Nobody knows for sure, and there are lots of theories floating around. For our purposes today, however, the question is whether EPOP is continuing to increase right now. Neil Irwin points out that EPOP has been flat since February, which suggests new workers are no longer being enticed off the sidelines and into the job market anymore even with wages finally going up. This in turn suggests that the recovery is starting to slow down.

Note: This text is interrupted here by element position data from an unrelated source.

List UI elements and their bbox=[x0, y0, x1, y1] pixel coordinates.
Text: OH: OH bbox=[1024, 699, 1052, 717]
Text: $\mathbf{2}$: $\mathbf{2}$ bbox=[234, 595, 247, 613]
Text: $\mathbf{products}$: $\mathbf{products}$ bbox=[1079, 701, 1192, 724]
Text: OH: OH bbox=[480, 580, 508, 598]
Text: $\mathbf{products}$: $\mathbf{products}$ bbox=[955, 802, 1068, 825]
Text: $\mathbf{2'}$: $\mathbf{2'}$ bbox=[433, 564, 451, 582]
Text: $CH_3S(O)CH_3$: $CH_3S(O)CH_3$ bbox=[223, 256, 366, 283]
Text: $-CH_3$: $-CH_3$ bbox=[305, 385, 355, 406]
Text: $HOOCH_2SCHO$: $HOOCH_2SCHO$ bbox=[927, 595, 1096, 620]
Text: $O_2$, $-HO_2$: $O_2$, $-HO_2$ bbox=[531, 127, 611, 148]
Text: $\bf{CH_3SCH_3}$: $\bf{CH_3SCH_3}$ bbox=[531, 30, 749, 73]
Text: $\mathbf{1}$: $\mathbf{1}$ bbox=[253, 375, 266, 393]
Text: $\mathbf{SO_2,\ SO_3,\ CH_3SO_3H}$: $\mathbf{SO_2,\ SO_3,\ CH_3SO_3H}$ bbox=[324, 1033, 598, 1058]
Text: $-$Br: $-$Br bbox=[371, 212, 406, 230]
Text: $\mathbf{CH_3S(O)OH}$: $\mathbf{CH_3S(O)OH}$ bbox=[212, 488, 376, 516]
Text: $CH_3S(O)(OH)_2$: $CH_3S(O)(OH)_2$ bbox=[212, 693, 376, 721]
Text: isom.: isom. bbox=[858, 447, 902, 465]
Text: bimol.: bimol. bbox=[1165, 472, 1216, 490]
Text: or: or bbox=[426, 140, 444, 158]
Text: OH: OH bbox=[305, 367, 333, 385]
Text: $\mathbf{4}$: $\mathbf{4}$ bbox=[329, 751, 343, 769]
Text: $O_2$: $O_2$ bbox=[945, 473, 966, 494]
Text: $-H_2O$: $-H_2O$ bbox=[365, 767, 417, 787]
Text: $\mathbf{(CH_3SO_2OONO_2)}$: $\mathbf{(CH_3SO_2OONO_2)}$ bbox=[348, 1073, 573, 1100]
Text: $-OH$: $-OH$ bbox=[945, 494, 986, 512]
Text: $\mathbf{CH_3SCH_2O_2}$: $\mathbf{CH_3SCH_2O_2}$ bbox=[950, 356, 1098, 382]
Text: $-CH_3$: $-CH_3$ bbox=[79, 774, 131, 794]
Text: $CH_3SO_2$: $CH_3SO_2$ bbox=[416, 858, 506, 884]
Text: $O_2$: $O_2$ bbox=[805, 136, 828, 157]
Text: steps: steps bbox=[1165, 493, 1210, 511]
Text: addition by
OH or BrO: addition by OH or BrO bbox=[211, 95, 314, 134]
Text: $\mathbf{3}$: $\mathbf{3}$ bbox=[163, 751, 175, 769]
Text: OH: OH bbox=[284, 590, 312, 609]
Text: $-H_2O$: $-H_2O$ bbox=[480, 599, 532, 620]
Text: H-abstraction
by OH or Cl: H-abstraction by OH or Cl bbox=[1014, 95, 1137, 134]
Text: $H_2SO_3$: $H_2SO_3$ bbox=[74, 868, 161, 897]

Dean Baker says this is just a coincidence: you only see this flatness if you carefully compare February to August, ignoring all the other months and the longer-term data. He’s right, and this gives me an interesting way of demonstrating this graphically. Here is EPOP for the past couple of years:
What I’ve done is run two default trend lines through the data. The black line is just a linear regression. But what if we use a polynomial fit, which would show us if the data is better represented by a simple curve? That’s the red line. As you can see, there’s only the slightest curve, though it is showing a slightly increased growth rate over the past 12 months.¹
My point here isn’t really to say anything about the jobs market, just to show an interesting way of graphically illustrating whether there’s much of a change from the linear trend. In this case there isn’t, which means the February-August flatness is almost certainly just a coincidence.
¹For you data nerds out there, the R² is 0.9499 for the linear trend and 0.9537 for the quadratic curve. Since you’d expect the quadratic to have at least a slightly better fit in all cases, this tiny difference suggests there’s nothing here. This is a linear growth rate so far, and that’s the best way to capture it.